The study marks a breakthrough in the field, demonstrating how thermodynamic forces can manipulate nanoparticle growth into superparticles with exceptional precision. The research is described in Science.
Charles Cao, professor of chemistry at UF said: “Like putting oxygen atoms and hydrogen atoms together in a two-to-one ratio – the synergy gives you water, something with properties completely different from the ingredients themselves.”
The technique for making single nanorods is well established, but until now, it was unknown how to assemble them in a controlled manner. The researchers bathed individual fluorescent nanorods in a series of liquid compounds which reacted with hydrophobic regions on the rods, pushing them together to create a larger, more complex particle.
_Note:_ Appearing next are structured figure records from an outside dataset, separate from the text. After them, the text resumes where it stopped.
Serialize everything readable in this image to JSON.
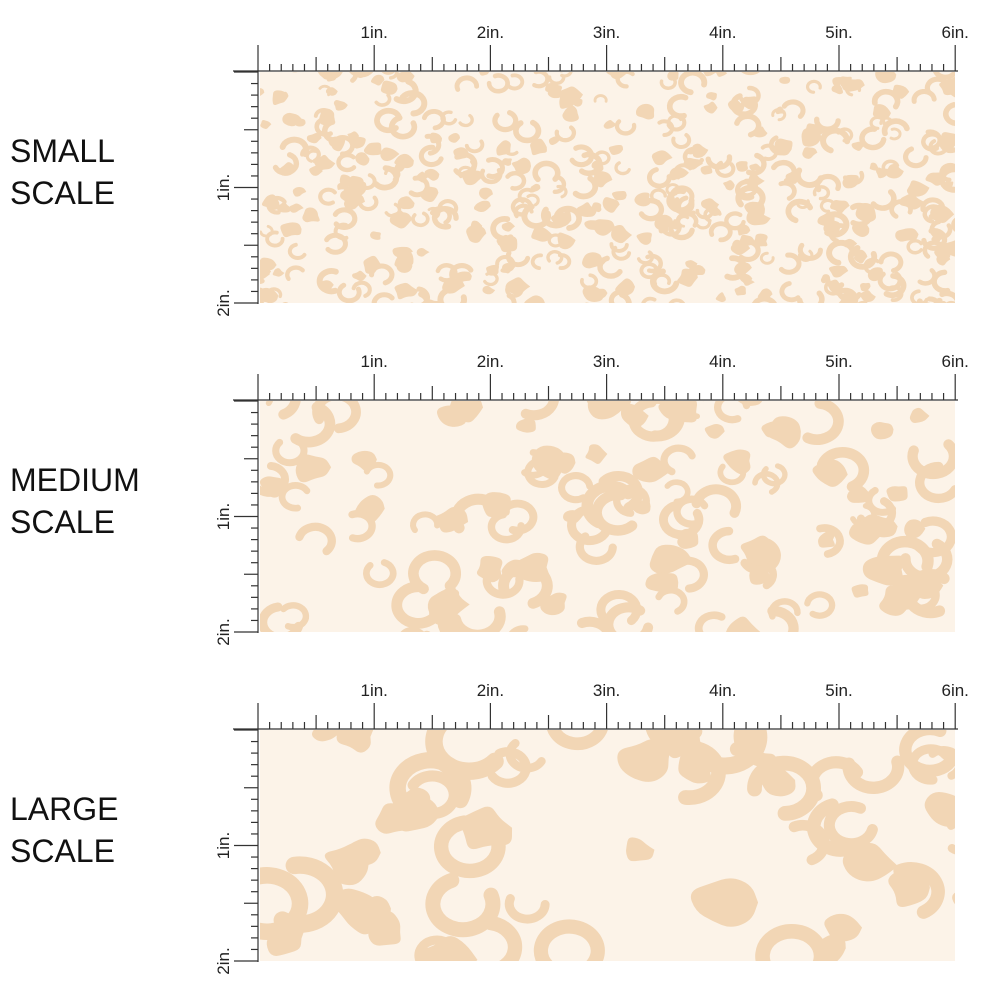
{
  "panels": [
    {
      "label": [
        "SMALL",
        "SCALE"
      ],
      "top_ruler": [
        "1in.",
        "2in.",
        "3in.",
        "4in.",
        "5in.",
        "6in."
      ],
      "left_ruler": [
        "1in.",
        "2in."
      ]
    },
    {
      "label": [
        "MEDIUM",
        "SCALE"
      ],
      "top_ruler": [
        "1in.",
        "2in.",
        "3in.",
        "4in.",
        "5in.",
        "6in."
      ],
      "left_ruler": [
        "1in.",
        "2in."
      ]
    },
    {
      "label": [
        "LARGE",
        "SCALE"
      ],
      "top_ruler": [
        "1in.",
        "2in.",
        "3in.",
        "4in.",
        "5in.",
        "6in."
      ],
      "left_ruler": [
        "1in.",
        "2in."
      ]
    }
  ]
}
They found that two different treatments yielded two different products.
“One treatment gave us something completely unexpected- these superparticles with a really sophisticated structure unlike anything we’ve seen before,” said Tie Wang, lead author of the study.
The other treatment resulted in a less complex structure that the researchers were able to grow into a small square of polarized film (about a quarter the size of a postage stamp). The film could one day be used to increase the efficiency in polarized LED television and computer screens by up to 50 per cent.
“I don’t think anyone has been able to get them to self-assemble into superparticles like this before. They have achieved a tour-de-force in precision and control,” said Dmitri Talapin, an associate professor of chemistry at the University of Chicago.